The nurse is instructing the parent of a child with HIV about immunizations. Which of the following should the nurse tell the parent? Select all that apply. 1. Hepatitis B vaccine will not be given to this child. 2. Members of the family should be cautioned not to receive the varicella vaccine. 3. The child will need to have a Western blot test done prior to all immunizations. 4. Pneumococcal and influenza vaccines are recommended. 5. Meningitis immunization.

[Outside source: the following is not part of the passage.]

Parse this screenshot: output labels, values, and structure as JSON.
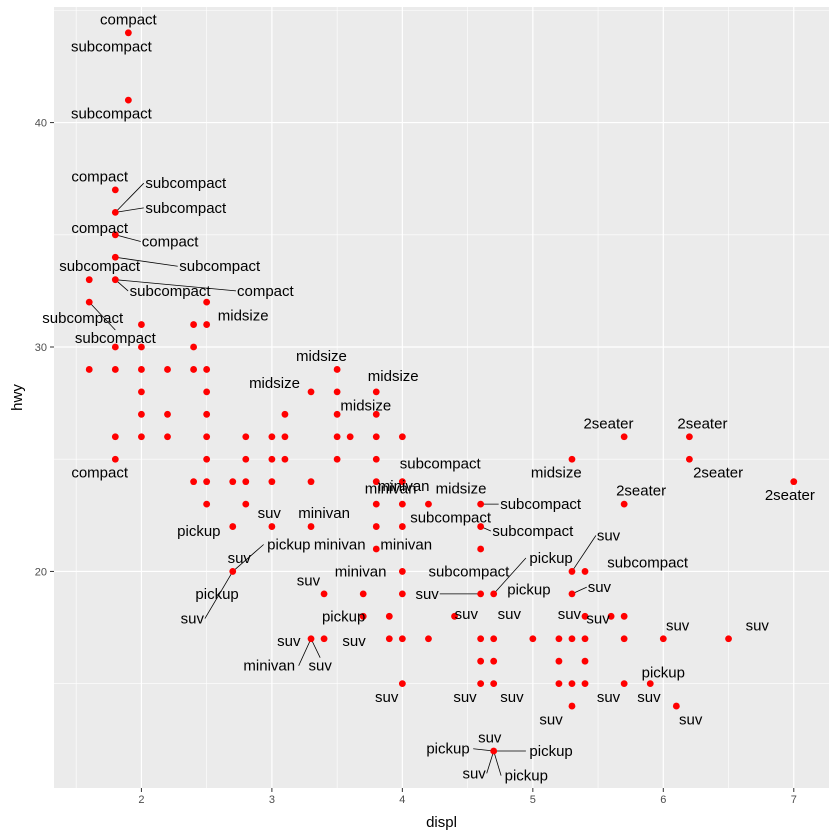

4, 5. 1. Hepatitis B vaccine is administered according to the immunization schedule. 2. The varicella vaccine is avoided in the child who is HIV-infected, not in the other members of the family. 3. A Western blot test is not done and is not necessary. 4. Immunizations against childhood illnesses are recommended for children exposed to or infected with HIV. Pneumococcal and influenza vaccines are recommended at their scheduled times. 5. Meningococcal immunizations can be administered on the regular schedule. TEST-TAKING HINT: Review the immunization schedule, keeping in mind that HIV-infected children should not receive live viruses.